GIAN BATTISTA MARINO


 Poeta napoletano (1569-1625). Dopo una vita dissoluta fu assunto al servizio del   cardinale Pietro Aldobrandini e gli  venne conferito il titolo di cavaliere dell’ordine di San Maurizio. Dopo aver rischiato di essere ucciso da Gaspare Murtola si  trasferì nel 1615 a Parigi sotto la protezione di Maria de’ Medici, raccogliendo onori e lodi  per la sua produzione letteraria.
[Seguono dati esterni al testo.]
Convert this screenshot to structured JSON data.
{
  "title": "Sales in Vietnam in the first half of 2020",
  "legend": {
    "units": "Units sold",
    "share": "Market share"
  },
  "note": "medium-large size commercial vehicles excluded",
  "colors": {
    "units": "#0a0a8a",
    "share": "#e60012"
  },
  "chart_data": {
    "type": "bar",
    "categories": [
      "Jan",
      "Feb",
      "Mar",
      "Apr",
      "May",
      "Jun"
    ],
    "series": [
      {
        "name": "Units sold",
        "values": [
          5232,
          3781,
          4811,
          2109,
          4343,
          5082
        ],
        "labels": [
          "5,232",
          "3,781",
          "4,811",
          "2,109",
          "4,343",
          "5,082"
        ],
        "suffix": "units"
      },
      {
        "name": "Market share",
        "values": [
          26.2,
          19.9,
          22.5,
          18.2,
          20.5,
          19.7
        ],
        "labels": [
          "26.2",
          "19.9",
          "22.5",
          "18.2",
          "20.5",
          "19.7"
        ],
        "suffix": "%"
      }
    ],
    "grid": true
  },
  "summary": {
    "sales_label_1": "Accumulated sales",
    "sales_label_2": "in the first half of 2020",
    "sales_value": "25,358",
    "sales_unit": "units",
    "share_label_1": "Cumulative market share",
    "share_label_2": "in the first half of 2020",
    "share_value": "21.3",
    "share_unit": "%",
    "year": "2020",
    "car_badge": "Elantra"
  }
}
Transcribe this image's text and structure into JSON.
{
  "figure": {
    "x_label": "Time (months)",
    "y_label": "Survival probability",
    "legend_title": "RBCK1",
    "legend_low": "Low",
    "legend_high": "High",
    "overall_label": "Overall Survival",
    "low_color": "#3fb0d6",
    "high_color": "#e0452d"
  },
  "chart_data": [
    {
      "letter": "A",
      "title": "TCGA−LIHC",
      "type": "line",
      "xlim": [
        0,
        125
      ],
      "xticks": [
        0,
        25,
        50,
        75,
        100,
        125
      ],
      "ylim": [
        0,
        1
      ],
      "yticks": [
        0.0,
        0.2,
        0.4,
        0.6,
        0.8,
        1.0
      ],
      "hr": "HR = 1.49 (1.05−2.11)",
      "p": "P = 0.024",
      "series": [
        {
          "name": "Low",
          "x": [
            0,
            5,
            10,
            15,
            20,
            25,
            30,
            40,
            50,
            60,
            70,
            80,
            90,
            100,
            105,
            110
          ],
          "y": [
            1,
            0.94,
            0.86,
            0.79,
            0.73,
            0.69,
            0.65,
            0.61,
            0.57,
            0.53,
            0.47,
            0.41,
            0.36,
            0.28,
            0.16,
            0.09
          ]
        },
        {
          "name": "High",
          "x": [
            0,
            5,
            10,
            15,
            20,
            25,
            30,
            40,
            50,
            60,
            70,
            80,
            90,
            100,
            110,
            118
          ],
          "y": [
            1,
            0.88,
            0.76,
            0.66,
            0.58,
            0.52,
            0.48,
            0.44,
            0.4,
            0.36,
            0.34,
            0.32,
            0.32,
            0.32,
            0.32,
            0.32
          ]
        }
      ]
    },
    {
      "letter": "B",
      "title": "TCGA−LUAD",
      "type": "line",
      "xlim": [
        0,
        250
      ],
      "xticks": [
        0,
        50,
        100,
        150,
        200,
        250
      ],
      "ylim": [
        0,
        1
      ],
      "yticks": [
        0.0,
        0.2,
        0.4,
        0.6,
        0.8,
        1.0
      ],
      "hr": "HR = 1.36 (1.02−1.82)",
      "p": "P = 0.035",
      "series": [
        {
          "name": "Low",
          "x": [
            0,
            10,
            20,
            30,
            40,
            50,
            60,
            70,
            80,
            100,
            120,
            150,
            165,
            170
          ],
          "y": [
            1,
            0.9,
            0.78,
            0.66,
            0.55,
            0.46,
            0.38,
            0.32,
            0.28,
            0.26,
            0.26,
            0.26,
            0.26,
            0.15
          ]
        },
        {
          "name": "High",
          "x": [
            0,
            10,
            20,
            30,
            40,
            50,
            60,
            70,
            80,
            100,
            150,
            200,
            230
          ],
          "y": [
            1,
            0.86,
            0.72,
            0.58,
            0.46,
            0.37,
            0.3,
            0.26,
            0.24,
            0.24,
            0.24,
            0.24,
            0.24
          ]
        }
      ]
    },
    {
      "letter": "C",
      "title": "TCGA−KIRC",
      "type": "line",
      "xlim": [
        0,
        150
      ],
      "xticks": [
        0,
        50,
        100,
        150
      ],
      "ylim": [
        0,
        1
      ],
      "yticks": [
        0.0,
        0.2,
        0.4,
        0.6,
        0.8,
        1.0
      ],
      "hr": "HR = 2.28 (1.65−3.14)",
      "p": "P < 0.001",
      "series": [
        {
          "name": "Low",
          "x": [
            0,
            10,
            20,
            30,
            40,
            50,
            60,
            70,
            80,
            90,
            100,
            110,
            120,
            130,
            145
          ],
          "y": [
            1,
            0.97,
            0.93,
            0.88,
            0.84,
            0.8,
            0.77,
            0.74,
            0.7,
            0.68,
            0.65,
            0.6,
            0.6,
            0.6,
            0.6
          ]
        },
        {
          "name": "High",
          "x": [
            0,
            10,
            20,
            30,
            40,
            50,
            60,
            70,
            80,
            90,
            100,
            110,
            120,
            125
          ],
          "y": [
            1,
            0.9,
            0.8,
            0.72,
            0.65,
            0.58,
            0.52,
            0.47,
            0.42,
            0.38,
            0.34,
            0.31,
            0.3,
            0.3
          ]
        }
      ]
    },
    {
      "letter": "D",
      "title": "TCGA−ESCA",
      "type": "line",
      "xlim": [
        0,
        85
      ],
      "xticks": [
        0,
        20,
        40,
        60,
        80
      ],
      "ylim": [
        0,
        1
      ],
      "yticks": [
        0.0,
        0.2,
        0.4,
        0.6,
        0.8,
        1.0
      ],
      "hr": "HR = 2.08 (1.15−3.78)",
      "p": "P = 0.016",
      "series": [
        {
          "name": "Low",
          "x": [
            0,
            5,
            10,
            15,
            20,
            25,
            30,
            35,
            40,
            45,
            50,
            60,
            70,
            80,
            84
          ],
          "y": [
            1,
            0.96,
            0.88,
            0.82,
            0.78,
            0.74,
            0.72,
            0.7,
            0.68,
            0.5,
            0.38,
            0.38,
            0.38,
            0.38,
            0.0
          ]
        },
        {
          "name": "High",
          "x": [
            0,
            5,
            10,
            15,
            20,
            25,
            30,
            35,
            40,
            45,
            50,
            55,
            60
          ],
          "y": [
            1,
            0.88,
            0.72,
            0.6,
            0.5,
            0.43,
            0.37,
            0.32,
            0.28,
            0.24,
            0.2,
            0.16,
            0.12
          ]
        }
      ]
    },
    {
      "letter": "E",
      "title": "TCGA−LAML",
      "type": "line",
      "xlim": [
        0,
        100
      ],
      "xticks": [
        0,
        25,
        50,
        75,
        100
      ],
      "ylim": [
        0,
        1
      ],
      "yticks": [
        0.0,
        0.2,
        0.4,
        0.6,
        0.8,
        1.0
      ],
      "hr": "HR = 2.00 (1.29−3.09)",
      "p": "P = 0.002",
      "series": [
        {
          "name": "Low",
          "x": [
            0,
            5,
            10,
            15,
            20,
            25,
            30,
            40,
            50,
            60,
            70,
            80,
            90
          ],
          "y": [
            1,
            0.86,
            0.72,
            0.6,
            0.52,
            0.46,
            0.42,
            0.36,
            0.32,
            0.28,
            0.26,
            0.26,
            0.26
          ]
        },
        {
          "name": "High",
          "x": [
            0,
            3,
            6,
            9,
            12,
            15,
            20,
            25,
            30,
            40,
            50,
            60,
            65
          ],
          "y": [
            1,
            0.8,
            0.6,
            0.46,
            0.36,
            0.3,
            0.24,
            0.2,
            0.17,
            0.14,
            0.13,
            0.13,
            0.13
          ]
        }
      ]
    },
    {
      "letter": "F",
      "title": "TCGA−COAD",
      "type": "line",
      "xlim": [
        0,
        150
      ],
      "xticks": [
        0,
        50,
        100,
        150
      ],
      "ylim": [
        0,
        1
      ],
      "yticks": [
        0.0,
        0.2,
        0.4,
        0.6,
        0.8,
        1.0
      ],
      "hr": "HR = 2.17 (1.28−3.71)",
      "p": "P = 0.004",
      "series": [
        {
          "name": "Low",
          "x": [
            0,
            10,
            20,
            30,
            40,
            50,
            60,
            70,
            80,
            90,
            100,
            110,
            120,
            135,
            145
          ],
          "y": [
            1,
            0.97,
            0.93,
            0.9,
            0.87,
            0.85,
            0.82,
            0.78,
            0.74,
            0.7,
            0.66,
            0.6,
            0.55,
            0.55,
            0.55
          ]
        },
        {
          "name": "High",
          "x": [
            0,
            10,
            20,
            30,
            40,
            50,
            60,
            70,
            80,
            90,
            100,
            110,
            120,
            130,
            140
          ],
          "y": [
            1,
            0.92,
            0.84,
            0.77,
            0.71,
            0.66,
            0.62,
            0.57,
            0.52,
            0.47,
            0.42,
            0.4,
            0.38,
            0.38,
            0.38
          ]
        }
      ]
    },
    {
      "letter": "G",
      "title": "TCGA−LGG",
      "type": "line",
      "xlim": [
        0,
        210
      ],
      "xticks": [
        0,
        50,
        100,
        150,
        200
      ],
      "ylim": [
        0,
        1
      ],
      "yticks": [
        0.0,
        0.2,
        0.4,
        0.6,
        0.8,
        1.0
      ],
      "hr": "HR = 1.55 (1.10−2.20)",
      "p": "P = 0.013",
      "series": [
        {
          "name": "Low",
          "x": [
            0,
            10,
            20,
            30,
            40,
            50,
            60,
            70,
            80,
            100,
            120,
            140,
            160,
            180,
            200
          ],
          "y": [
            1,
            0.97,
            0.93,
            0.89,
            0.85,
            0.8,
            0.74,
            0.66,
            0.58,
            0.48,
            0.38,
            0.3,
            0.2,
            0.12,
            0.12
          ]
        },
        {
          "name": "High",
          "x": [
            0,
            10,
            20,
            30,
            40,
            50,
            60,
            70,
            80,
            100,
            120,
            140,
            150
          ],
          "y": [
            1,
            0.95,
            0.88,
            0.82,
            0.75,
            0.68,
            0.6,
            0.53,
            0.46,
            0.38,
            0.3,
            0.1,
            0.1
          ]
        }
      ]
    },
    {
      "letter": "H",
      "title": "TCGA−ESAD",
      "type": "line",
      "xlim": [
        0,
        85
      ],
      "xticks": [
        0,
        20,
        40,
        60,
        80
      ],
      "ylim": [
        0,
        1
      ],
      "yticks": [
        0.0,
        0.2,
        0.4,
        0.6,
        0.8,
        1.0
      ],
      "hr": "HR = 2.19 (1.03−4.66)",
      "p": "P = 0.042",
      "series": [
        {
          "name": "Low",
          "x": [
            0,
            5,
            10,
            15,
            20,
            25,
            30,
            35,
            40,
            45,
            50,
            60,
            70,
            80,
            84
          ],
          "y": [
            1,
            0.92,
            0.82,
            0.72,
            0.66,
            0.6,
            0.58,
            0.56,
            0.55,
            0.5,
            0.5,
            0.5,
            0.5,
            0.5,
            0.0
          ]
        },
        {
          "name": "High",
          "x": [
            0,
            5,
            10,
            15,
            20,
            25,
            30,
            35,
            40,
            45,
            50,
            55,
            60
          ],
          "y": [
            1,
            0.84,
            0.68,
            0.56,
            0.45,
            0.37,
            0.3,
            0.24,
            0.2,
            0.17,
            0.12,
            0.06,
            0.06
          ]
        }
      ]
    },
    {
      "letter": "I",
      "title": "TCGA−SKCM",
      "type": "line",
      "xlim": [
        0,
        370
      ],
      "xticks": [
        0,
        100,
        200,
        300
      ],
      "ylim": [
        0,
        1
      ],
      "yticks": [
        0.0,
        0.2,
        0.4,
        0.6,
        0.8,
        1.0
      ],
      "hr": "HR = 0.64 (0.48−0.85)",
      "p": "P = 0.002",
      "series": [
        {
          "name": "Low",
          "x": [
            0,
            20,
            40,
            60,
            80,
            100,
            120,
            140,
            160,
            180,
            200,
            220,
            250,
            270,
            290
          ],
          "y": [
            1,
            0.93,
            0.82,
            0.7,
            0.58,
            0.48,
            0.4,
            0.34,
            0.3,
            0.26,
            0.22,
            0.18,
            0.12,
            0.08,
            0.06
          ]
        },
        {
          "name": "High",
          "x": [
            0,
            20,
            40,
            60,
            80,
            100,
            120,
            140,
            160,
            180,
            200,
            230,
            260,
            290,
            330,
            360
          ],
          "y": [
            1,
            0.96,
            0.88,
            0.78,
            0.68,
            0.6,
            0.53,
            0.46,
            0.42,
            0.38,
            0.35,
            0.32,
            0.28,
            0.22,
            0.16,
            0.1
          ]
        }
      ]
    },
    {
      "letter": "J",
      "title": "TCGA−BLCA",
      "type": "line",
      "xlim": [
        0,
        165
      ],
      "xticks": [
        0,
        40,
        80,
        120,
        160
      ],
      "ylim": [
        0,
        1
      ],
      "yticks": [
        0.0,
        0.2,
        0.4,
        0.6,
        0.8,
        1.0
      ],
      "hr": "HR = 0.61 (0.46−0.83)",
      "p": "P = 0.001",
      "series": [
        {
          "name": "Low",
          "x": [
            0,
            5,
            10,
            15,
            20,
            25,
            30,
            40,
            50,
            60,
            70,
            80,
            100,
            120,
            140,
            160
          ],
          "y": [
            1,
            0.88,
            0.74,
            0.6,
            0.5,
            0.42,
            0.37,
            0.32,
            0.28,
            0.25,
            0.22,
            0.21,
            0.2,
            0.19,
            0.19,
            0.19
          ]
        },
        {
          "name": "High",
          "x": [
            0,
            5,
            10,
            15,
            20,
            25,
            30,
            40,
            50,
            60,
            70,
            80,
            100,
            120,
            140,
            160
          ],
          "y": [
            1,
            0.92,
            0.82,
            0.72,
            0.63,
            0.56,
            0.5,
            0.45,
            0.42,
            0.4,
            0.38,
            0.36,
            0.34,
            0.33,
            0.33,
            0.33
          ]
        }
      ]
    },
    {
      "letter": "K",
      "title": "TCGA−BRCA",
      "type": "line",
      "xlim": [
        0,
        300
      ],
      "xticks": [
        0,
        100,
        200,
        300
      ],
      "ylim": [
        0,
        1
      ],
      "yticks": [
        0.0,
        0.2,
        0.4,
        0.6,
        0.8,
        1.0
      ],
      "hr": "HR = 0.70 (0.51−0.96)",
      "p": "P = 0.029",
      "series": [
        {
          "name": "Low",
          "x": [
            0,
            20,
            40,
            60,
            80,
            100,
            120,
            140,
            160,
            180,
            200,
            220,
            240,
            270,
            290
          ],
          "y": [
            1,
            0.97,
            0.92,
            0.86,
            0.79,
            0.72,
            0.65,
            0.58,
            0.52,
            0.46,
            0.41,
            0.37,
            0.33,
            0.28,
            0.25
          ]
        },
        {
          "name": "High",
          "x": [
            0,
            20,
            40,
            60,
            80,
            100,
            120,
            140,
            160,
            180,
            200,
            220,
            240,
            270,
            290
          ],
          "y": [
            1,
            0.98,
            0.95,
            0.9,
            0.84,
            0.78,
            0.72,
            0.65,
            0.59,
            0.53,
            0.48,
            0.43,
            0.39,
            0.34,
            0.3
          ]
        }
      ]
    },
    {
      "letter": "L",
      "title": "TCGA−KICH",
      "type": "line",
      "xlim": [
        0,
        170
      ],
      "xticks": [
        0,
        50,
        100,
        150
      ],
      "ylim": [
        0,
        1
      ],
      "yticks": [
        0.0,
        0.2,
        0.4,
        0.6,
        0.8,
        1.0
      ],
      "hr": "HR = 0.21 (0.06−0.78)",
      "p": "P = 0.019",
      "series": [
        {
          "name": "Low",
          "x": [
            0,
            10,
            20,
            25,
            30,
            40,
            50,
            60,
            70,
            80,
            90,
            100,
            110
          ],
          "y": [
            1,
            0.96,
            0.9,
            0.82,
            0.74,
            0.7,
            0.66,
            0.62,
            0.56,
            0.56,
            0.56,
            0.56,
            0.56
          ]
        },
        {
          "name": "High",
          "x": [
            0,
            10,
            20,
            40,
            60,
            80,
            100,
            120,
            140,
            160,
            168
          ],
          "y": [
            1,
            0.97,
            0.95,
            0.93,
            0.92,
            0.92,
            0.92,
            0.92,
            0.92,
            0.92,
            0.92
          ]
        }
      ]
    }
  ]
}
Rientrò in Italia nel 1623 e morì a Napoli nel 1625.

        La Sampogna

dagli Idilli favolosi I, Orfeo, vv. 1098-1113
[dopo l’uccisione di Orfeo, le api fanno il nido nella sua lira]
 

Su la riviera d’Ebro
le sacrileghe donne 
trasser le membra lacerate e sparse           1100
e nel gorgo del fiume,
sciolto dal busto suo, gittaro il capo,
lo qual per lunga traccia si vedea
lasciar del sangue suo squallide l’onde; 
e col capo gittaro                                      1105
sciolta ancor quella lira,
che pur dianzi traea gli arbori e i sassi.
Dale stemprate corde,
raccontasi, che furo
sugger dolcezze iblee vedute l’api,             1110
e nel concavo ventre
delo spezzato arnese
comporre i nidi e fabricare i favi.
 

Pecchia  diBattista Castello

Ape, sottil maestra
di fiorito lavor, dimmi se l’arte
del vago ingegno tuo giunge a la destra
di chi t’ha finta in carte.
Di’ se vedesti mai tra tanti fiori
Sì novi e bei colori,
ch’agguaglin quei che ‘l gran pennel discopre.
Dirai “Le mie bell’opre,
I  miei melati e rugiadosi favi
Del suo leggiadro stil son men soavi”
                                                da  La Galeria 536
 


 
 
 
 
 
 
 
 
 
 
 
 
 
 
 
 
 
 
 
 
 
 
 
 
 

Ape, raffinata maestra
di un lavoro fiorito, spiegami se l’arte 
del tuo leggiadro ingegno
arriva a eguagliare la mano di chi ti ha rappresentata.
Dimmi se fra tanti fiori ne hai mai visti
di colori così nuovi e belli
che eguaglino quelli che l’artista dipinge.
Dirai: “Le mie belle opere,
i miei favi gonfi di miele
sono meno dolci del suo raffinato stile.